Multiple WebViews

Zero models each native window as a stack of named WebViews. A WebView can fill the window, cover a panel-sized region, or sit above another WebView by setting its frame and layer.

This is the right model for browser chrome, dashboards, previews, auth flows, and any app that needs trusted UI next to isolated page content.

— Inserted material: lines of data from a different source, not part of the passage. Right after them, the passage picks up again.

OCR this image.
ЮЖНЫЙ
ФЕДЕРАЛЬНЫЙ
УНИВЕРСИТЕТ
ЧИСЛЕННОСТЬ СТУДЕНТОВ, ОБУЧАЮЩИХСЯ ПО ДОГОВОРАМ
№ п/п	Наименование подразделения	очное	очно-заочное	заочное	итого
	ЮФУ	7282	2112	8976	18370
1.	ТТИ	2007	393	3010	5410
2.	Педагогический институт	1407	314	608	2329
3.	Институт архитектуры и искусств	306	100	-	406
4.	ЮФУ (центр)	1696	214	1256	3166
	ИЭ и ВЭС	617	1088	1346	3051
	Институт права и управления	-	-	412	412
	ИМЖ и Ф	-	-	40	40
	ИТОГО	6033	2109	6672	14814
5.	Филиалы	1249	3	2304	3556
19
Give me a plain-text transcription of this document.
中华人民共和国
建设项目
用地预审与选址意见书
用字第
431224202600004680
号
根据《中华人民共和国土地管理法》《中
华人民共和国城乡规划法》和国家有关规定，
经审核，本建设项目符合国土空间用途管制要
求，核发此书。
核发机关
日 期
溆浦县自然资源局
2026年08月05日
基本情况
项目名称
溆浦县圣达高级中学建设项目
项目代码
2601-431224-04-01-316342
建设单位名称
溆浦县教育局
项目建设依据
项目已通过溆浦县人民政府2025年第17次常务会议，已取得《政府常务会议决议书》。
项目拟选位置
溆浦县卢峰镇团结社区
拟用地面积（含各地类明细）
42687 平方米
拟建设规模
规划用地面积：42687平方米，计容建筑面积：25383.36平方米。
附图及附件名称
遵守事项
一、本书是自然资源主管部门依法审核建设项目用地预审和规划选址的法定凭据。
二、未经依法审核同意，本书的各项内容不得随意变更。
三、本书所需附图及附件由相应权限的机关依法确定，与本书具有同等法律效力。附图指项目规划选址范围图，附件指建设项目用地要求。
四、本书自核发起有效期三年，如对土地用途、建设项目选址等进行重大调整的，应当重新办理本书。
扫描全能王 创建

The startup app source is the default trusted WebView named main. Simple apps can ignore this and keep using one page. Advanced apps can resize main and place isolated child WebViews beneath or above it. main is reserved; child WebViews cannot be created with that label.

JavaScript API

Enable the built-in WebView helpers from an allowed origin:

const app_permissions = [_][]const u8{zero_native.security.permission_window};

.security = .{
    .permissions = &app_permissions,
    .navigation = .{ .allowed_origins = &.{ "zero://app", "https://example.com" } },
},
.js_window_api = true,

Then create and manage WebViews from JavaScript:

const preview = await window.zero.webviews.create({
  label: "preview",
  url: "https://example.com",
  frame: { x: 24, y: 24, width: 480, height: 320 },
  layer: 10,
  transparent: false,
  bridge: false,
});

await preview.setFrame({ x: 32, y: 32, width: 640, height: 420 });
await preview.navigate("https://example.com/docs");
await preview.setZoom(1.25);
await preview.setLayer(20);
await preview.close();

Coordinates are logical content coordinates relative to the parent window: x: 0, y: 0 is the top-left corner of the window content area.

layer controls native stacking. Higher layers appear above lower layers. DOM z-index only affects elements inside one WebView; it cannot place one WebView above another.

transparent: true requests a transparent native WebView background for chrome and menu surfaces. Support is backend dependent and best effort.

bridge: true injects window.zero into that WebView. Use it only for trusted app chrome. Leave it false for untrusted page content.

windowId defaults to the window that calls the command. If you pass it explicitly, it must match the calling window; one window cannot manage another window's WebViews.

webviews.list() includes main first, followed by open child WebViews in the calling window. main reports the current startup WebView frame, layer, bridge state, and source URL.

You can also enable the helpers with an explicit builtin_bridge policy instead of js_window_api. In that mode, list every WebView command your app calls: zero-native.webview.create, zero-native.webview.list, zero-native.webview.setFrame, zero-native.webview.navigate, zero-native.webview.setZoom, zero-native.webview.setLayer, and zero-native.webview.close.

Lifecycle

WebView labels are unique per parent window. Creating a second WebView with the same label fails; close the existing WebView first if you want to replace it.

The main WebView can be resized and zoomed through setFrame({ label: "main", ... }) and setZoom({ label: "main", ... }) on supported backends. It cannot be closed or replaced. Layering main is backend dependent; use child WebView layers for portable stacking.

When a parent window closes, its child WebViews are closed with it. Child WebViews do not receive window.zero by default, so untrusted content cannot call native bridge commands through the app bridge.

WebView slots are capped globally per runtime, not per window. The default cap is 16 child WebViews.

Commands

The helper calls these built-in bridge commands internally:

HelperCommandDescription
window.zero.webviews.create(options) / previewzero-native.webview.createCreate a named WebView in a parent window
window.zero.webviews.list()zero-native.webview.listList WebViews in the calling window
window.zero.webviews.setFrame(options) / preview.setFrame(frame)zero-native.webview.setFrameMove or resize a WebView
window.zero.webviews.navigate(options) / preview.navigate(url)zero-native.webview.navigateNavigate a WebView to a new URL
window.zero.webviews.setZoom(options) / preview.setZoom(zoom)zero-native.webview.setZoomSet page zoom from 0.25 to 5.0
window.zero.webviews.setLayer(options) / preview.setLayer(layer)zero-native.webview.setLayerChange native stack order
window.zero.webviews.close(options) / preview.close()zero-native.webview.closeClose a WebView

WebView URLs are checked against the runtime navigation policy before native views are created or navigated. Add the target origin to security.navigation.allowed_origins before loading it.

Backend Support

System WebView stacks are implemented on macOS and Linux with layers, best-effort transparency, bridge-enabled trusted child WebViews, targeted bridge responses, and page zoom. Windows WebView2 child WebViews are in progress: child layers and navigation are available when WebView2 is installed, but bridge-enabled child WebViews and main WebView frame/zoom/layer operations reject with explicit unsupported-backend errors. macOS CEF supports layered child WebViews, page zoom, and bridge-enabled trusted child WebViews. Linux CEF explicitly rejects child WebView creation until native CEF embedding is wired in.